The S&P 500 Index was slightly lower by 0.11 points, or 0.01 percent, to trade at 1,070.41 at 3:06 p.m. The Dow Jones Industrial Average is down 5.90 points, or 0.06 percent to trade at 10,052.74. The Nasdaq Composite Index leads with a gain of 0.83 percent.
The Dow Jones U.S. Financials Index is up 0.92 percent. U.S. banks Goldman Sachs (NYSE:GS) is up 1.06 percent, Wells Fargo (NYSE:WFC) is up 2.15 percent, and JPMorgan up 1.59 percent.
U.S. banks stocks may have risen today due to easing fears of contagion from Greece's sovereign debt problems. However, major European banks, which have more exposure to Greece, are underperforming compared to U.S. banks. Deutsche Bank (NYSE:DB) is up only 0.79 percent and UBS (NYSE:UBS) up 0.16 percent.
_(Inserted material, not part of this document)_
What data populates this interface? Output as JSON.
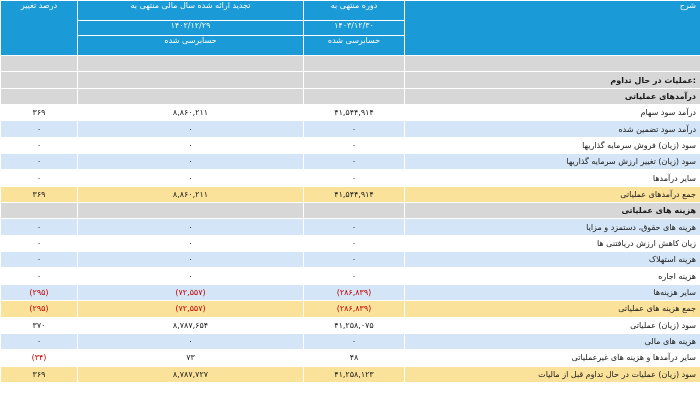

The American Depository Receipts of National Bank of Greece (NYSE:NBG) lost some steam after their 20 percent gain yesterday; it is trading down 2.58 percent.
U.S. banks may have been lifted by President Obama's comments released today from excerpts of an interview with Bloomberg BusinessWeek. The President showed approval for JPMorgan CEO and Goldman Sachs CEO for taking their bonuses in stock instead of cash.
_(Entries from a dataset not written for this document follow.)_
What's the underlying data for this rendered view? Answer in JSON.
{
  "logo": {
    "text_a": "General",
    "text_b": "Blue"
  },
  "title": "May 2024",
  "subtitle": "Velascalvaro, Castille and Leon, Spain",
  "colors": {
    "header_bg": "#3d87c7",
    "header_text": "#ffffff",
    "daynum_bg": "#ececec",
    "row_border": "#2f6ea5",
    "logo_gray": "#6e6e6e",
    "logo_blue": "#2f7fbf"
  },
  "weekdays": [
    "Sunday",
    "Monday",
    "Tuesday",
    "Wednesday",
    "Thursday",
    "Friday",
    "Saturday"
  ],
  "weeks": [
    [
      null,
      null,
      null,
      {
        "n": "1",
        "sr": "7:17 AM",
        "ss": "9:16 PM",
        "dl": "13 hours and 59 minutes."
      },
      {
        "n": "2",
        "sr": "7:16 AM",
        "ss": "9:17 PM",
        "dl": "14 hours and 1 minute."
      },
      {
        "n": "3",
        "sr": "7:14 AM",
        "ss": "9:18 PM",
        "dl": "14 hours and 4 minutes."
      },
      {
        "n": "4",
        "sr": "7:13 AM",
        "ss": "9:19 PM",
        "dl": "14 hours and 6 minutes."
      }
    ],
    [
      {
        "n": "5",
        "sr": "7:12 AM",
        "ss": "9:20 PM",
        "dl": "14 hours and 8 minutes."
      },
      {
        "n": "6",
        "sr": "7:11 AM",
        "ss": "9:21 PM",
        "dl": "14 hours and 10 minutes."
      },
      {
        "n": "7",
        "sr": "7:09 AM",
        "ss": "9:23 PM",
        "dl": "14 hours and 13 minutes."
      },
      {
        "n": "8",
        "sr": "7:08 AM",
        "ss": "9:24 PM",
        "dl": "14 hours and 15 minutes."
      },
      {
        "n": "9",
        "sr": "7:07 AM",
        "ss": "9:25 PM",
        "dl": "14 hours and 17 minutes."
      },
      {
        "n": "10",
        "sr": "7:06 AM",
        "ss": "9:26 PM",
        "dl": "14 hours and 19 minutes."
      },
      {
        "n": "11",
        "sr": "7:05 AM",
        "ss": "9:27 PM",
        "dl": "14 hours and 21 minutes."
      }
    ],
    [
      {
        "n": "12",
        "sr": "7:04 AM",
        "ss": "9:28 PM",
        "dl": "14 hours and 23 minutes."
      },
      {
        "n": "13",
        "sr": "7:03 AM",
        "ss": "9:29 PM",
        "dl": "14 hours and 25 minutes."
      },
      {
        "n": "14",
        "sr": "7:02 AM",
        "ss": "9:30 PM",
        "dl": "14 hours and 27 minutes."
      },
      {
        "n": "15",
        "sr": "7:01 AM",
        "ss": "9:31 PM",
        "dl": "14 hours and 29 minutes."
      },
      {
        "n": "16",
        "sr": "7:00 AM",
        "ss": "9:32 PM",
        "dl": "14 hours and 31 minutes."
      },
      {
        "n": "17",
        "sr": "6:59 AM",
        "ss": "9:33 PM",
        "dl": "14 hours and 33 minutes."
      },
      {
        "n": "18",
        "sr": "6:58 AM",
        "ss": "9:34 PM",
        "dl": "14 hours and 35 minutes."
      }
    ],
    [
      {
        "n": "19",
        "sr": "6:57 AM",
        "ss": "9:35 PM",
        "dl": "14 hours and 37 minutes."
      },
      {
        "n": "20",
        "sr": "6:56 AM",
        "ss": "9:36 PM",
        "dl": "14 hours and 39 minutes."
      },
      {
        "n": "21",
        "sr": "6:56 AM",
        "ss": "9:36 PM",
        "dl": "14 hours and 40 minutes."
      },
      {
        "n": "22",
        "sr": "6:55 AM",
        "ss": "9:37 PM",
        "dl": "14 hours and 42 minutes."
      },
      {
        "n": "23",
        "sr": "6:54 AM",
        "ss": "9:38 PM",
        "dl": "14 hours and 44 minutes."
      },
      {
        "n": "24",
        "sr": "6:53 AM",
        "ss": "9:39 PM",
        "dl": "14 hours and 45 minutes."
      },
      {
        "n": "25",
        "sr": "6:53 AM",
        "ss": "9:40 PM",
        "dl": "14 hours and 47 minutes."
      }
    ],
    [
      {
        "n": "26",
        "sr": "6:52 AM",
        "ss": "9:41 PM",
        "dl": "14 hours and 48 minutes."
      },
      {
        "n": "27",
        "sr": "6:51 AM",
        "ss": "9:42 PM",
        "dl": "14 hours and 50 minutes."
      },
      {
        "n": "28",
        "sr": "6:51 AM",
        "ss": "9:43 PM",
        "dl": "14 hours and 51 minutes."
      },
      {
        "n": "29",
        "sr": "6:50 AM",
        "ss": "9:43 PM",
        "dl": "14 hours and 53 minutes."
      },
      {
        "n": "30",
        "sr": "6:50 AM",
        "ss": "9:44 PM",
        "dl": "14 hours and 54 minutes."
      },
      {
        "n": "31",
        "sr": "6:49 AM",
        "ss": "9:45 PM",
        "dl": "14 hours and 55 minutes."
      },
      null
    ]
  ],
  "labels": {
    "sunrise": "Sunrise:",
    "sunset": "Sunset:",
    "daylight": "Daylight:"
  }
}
I, like most of the American people, don't begrudge people success or wealth. That is part of the free- market system, said Obama.
At 10:00 a.m. this morning, when Bernanke's testimony was released, the S&P 500 fell about 6 points in 10 minutes.
Bernanke said the Fed has spent considerable effort in developing the tools [they] will need to remove policy accommodation. The Fed will use these tools at the appropriate time, he said.
Investors may have shrugged off fears of tightening as stocks have rallied from their morning losses. The dollar gained against euro immediately after Bernanke's statements, but gave back all the gains by the afternoon U.S. session.
The initial reaction in stocks was lower as any talk of an exit strategy introduces an unknown to the market, said Brandon Rowley of T3 Capital.
As the market is digesting his testimony, investors are interpreting the current plans as very mild and far from extreme measures.